There is no doubt that it was bitter experience that made these works two of Prokofiev's most powerfully concentrated compositions. They capture the essence of a deeply serious side to his musical character, and it was highly appropriate that parts of the sonata were played (by David Oistrakh, the dedicatee of the work) at Prokofiev’s funeral in 1953. Oistrakh had also been instrumental in the coming into being of the Second Violin Sonata, which confusingly enough was composed before the first, and then not as a sonata for violin, but for flute: following the première of the flute sonata in 1943 Oistrakh suggested that it would be equally effective if transcribed for violin, and helped the composer revise the solo part.
Originally, Prokofiev had been attracted by the flute's gentle, pastoral qualities, and had set out to write something ‘in delicate, fluid, classical style’, but even in a generally light work he couldn’t resist spiky and abrasive moments. These tougher and sometimes ambiguous features are, if anything, emphasised when performed on the violin, and Prokofiev's mixture of abrasive toughness and warm lyricism is also evident in the closing extracts from Romeo and Juliet, transcribed for violin and piano.

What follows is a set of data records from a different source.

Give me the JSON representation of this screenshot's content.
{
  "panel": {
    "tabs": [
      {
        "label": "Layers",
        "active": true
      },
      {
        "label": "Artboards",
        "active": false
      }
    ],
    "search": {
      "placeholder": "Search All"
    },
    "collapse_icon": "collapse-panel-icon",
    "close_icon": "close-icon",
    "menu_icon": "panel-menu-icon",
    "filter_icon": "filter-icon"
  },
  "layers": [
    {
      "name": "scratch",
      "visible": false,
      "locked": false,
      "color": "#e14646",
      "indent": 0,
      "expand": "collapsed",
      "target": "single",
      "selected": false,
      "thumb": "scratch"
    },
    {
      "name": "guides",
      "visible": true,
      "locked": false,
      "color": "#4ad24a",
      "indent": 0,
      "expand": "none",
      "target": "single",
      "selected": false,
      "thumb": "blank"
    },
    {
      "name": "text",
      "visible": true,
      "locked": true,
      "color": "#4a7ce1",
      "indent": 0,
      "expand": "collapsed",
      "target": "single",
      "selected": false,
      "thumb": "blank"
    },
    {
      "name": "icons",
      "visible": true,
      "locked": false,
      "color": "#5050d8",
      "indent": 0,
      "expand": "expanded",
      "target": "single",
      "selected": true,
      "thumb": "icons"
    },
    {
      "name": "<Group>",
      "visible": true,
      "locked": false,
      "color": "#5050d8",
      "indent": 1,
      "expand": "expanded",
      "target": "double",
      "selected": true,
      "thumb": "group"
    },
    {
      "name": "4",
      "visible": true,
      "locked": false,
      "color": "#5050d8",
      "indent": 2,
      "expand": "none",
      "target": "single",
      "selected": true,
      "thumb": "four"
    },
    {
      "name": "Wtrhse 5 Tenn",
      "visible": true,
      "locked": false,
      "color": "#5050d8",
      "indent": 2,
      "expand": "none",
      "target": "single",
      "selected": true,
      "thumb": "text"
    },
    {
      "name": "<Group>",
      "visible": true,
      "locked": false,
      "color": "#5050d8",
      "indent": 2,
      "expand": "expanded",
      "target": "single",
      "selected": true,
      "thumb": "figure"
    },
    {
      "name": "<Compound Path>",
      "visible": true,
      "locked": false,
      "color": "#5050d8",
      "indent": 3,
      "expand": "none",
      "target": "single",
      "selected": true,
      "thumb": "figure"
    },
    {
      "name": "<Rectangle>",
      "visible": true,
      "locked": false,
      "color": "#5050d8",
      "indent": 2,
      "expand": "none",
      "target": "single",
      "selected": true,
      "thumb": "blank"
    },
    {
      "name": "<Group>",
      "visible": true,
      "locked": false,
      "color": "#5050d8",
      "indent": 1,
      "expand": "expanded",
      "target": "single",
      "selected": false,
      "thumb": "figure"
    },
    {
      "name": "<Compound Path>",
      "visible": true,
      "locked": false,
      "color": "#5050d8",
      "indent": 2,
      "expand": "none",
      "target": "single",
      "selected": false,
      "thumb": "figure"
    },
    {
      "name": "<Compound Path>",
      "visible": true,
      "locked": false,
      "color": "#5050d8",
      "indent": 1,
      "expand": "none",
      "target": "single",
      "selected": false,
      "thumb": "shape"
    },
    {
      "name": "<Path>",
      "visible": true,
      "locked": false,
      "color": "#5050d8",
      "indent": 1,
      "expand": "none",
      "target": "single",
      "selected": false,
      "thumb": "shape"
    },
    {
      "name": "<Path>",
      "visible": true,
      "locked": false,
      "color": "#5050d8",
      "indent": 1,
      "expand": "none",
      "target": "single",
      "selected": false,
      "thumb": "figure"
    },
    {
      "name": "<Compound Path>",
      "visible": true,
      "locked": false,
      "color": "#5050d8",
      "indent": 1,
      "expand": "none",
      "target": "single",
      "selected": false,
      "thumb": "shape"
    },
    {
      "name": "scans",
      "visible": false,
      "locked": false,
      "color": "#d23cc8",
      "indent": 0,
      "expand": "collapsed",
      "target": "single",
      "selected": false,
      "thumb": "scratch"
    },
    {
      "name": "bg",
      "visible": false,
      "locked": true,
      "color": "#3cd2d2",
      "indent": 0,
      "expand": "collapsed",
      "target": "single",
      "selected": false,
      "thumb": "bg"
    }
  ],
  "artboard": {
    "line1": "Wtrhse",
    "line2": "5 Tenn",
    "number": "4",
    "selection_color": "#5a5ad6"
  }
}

Often described as a violinist of 'the Golden Russian School', Vadim Gluzman has previously released 11 discs on BIS, including the concertos by Tchaikovsky, Bruch and Korngold. But his discography also includes acclaimed chamber recordings with Angela Yoffe, for instance of Shostakovich’s Violin Sonata; a performance which the reviewer in BBC Music Magazine compared to that of Oistrakh and Richter, adding ‘Gluzman and Yoffe infuse the music with an expressive glow that transcends its innate austerity’.